Key parts include the Cosmos model for synthetic data generation and simulation-based evaluation, positioned as a “world model” for physical AI, and in particular Cosmos Reason 2, described as an inferential vision language model that helps machines “see, understand, and act” in the physical world.
Other models released include the Isaac GR00T N1.6. This is positioned as a visual, linguistic, and behavioral model “exclusively for humanoid robots” that aims to improve whole-body control and situational understanding. Paired with this is Isaac Lab-Arena, an open-source framework for benchmarking and evaluating robot policies in simulation, aimed at standardizing pre-deployment testing.
Nvidia also released OSMO, an orchestration framework for running robotic workflows across workstations and cloud instances. This is called “Robotics MLOps.” NVIDIA also highlighted Hugging Face's integration work with the LeRobot ecosystem to accelerate open source robot development. The company also announced the Jetson T4000, a Blackwell-powered module focused on energy and efficiency for edge robotics needs.
Arm used this opportunity to reorganize itself to focus on Physical AI. Reuters reports that Arm has been reorganized into three major business lines, including a new physical AI division focused on robotics and automotive. Arm's CES announcement focuses on physical AI in robotics and “AI-defined vehicles.”
Even at CES2026 Exhibiting various humanoids and household robots These show how physical AI works in practice. Multiple robots were shown performing household chores such as folding laundry, making breakfast, and serving drinks. He also highlighted the latest Boston Dynamics Atlas, currently operated under the Hyundai Motor Group, and mentioned Hyundai's partnership with Google DeepMind in robot AI research, along with plans to introduce Atlas robots to manufacturing plants in the coming years.

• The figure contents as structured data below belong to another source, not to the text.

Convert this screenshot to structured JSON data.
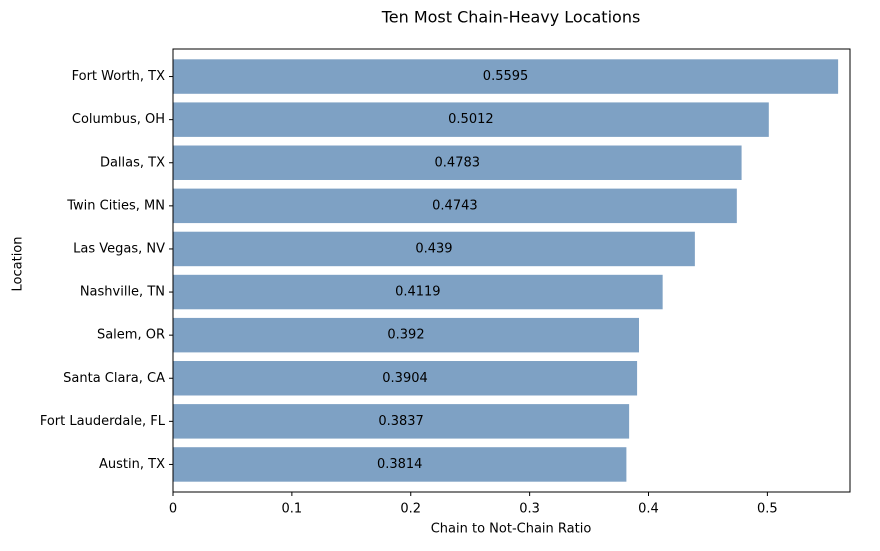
{
  "chart_data": {
    "type": "barh",
    "title": "Ten Most Chain-Heavy Locations",
    "x_label": "Chain to Not-Chain Ratio",
    "y_label": "Location",
    "categories": [
      "Fort Worth, TX",
      "Columbus, OH",
      "Dallas, TX",
      "Twin Cities, MN",
      "Las Vegas, NV",
      "Nashville, TN",
      "Salem, OR",
      "Santa Clara, CA",
      "Fort Lauderdale, FL",
      "Austin, TX"
    ],
    "values": [
      0.5595,
      0.5012,
      0.4783,
      0.4743,
      0.439,
      0.4119,
      0.392,
      0.3904,
      0.3837,
      0.3814
    ],
    "color": "#7ea1c4",
    "xlim": [
      0,
      0.5695
    ],
    "xticks": [
      0.0,
      0.1,
      0.2,
      0.3,
      0.4,
      0.5
    ]
  }
}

Taken individually, these might be seen as AI gizmos touted at consumer-focused events. But taken together, they explain why physical AI is both lucrative and difficult. These devices still face many challenges to operate in even the harshest environments. But clearly we're seeing momentum building around how these physical AI systems work.
where things are heading
Physical AI will expand the AI market, but it will also reshape who captures value and which vendors come out on top. Generative AI has had a huge impact, but physical AI could have an even bigger impact. The next growth will likely come from bringing AI to billions of devices and systems, including vehicles, factory equipment, and consumer devices that run AI locally.
Physics AI doesn't just mean better models. It's about proving that the model works safely in difficult and challenging edge cases and conditions in the real world. This makes simulations and benchmarks disproportionately valuable. Chatbots can be wrong and annoying. Robots can be wrong or dangerous. It changes procurement, responsibility and regulation. It also raises the bar for entrants.
Once physical AI takes hold, the “platform” winners could start to resemble the cloud-era winners. They will own the toolchains that developers build, the benchmarks that customers trust, and the distribution channels for models and updates.
But while the market offers opportunities, it also comes with practical challenges. Physical AI customers value power, safety, and reliability, unlike consumer software. These constraints favor companies that can integrate hardware and software, certify systems, and support them over long product lifecycles.
This is why “physical AI” may end up becoming more like a systems integration race than a winner-take-all model race. Lasting benefits come from the ability to continually improve and update systems and ship updates without compromising safety and reliability. Companies that turn it into reliable, scalable systems will define the next stage of the AI economy.